One of Peter’s latest projects is a chilli farm, The Chilli Queens, at Faxton, in the Sunshine Coast hinterland. She has threatened to take us out there, but after she sent us a 100g bag of the most fearsome of her dried produce—and we’re not chilli-livered, so to speak—we think she’s really going to burn us up down on the farm.
What she is growing are the rarer ones such as chillaca, Scotch bonnet, poblano and Santo Domingo.
But it was her habeneros that got this searing combo together. She provided Roza with the chillies and the sauce maker got cracking. She came up with INFERNO. As well as habeneros it has red chillies, onions, turmeric, vinegar and mustard.
This stuff will burn your socks off. We wondered why Roza bothered to tell people on the label that there were other ingredients apart from chilli, which is all you can taste, but it’s a nice thought.
This all came about when Roza’s husband, Bill Robertson, who fronts their stalls at Riverside and South Bank markets with splendid aplomb on Sundays and Friday nights, reported back that their earlier hot stuff wasn’t fierce enough for the chilli-geared customers.

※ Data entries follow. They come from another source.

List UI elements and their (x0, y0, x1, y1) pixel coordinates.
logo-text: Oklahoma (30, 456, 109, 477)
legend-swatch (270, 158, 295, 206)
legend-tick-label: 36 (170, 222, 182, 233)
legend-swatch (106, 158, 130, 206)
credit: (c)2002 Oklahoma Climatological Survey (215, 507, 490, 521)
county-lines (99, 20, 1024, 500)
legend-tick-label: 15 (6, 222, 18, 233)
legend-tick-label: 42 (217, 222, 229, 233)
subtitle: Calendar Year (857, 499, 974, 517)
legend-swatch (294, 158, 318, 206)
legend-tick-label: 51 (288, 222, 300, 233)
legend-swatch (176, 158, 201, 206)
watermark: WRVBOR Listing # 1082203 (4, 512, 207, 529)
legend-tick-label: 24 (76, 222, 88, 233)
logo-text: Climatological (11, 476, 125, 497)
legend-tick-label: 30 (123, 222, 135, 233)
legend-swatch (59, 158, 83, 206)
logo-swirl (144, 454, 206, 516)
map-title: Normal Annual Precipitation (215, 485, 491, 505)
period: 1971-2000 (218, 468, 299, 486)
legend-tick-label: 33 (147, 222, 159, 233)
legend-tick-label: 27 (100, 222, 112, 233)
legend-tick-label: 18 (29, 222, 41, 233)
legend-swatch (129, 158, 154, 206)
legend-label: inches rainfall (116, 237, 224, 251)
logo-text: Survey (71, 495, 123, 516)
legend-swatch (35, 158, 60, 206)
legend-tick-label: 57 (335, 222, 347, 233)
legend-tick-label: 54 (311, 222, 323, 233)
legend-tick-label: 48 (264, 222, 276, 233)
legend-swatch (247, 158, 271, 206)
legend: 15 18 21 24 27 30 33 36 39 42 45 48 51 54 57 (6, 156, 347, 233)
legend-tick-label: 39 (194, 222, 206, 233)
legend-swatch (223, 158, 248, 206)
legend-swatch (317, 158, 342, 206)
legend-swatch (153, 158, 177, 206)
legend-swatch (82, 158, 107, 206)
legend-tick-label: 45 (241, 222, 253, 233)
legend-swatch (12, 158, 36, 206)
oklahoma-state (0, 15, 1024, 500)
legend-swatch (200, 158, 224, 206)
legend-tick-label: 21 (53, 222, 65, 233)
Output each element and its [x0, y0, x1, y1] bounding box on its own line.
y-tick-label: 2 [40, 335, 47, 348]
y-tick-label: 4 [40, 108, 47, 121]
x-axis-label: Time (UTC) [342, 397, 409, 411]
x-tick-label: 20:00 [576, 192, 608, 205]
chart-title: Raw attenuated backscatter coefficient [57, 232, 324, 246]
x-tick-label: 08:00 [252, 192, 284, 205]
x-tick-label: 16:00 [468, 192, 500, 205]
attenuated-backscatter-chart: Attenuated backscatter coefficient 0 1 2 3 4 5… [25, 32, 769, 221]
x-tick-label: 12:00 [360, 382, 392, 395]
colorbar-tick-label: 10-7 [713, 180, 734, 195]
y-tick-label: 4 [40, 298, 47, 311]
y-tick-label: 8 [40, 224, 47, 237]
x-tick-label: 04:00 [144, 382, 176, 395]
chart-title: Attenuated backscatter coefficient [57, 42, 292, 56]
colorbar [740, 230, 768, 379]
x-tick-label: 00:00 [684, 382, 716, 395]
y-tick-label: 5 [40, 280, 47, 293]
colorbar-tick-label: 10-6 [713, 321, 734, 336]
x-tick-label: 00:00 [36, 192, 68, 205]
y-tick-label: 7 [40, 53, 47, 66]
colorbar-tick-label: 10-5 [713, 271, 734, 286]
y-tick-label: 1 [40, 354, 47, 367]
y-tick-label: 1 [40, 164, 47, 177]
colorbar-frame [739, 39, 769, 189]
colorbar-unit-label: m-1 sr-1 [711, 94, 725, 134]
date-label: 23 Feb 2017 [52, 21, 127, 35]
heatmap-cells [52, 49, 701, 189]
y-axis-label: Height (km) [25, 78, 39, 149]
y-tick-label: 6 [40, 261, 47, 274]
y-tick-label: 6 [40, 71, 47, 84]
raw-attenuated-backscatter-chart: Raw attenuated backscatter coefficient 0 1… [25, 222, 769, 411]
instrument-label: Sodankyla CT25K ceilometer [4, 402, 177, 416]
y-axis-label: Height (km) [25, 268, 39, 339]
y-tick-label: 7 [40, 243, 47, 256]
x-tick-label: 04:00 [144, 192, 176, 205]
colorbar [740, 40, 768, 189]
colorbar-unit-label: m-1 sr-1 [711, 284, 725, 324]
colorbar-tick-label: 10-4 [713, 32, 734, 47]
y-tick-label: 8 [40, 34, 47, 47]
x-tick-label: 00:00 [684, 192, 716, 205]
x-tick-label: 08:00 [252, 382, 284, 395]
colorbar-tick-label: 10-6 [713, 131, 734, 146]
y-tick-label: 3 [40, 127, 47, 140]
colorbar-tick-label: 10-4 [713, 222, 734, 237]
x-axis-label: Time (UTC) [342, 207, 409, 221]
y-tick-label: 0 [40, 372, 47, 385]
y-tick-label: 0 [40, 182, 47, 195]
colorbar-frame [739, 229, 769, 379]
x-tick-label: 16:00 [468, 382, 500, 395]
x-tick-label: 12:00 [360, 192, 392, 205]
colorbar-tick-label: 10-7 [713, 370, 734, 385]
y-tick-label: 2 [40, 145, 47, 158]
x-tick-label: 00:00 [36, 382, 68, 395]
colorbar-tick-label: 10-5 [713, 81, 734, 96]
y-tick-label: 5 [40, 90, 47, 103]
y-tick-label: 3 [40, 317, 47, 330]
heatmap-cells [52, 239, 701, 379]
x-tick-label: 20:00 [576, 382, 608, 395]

Commerce triumphed over ego in this case, as Roza’s original hot sauce, Hot Lover, was named by dear husband. The new brew on the hot line after Hot Lover was called Rocket but even this souped-up version didn’t completely satisfy the chilli lovers’ craving.
So Inferno, complete with red WARNING signs and licking flames on the labels, was produced.
“Serious stuff for serious hot lovers,” Roza said. We agree.
Peter thinks it’s a great buy (about $5.95 a 250ml bottle) because it’s so economical you’ll hardly need a touch.
But since then we’ve had news from an Indian friend to whom we gave a sample. She proffered it to other Indian friends. They scoffed the lot and at last report were out searching for more.
Apart from the markets, Roza’s sauces are at The Gap Village Greengrocer, Town and Country Ashgrove, Cat and Fiddle, Country Basket Bardon, Jindaless Country Fresh, Rock’n’Roll Greenslopes, and other delis.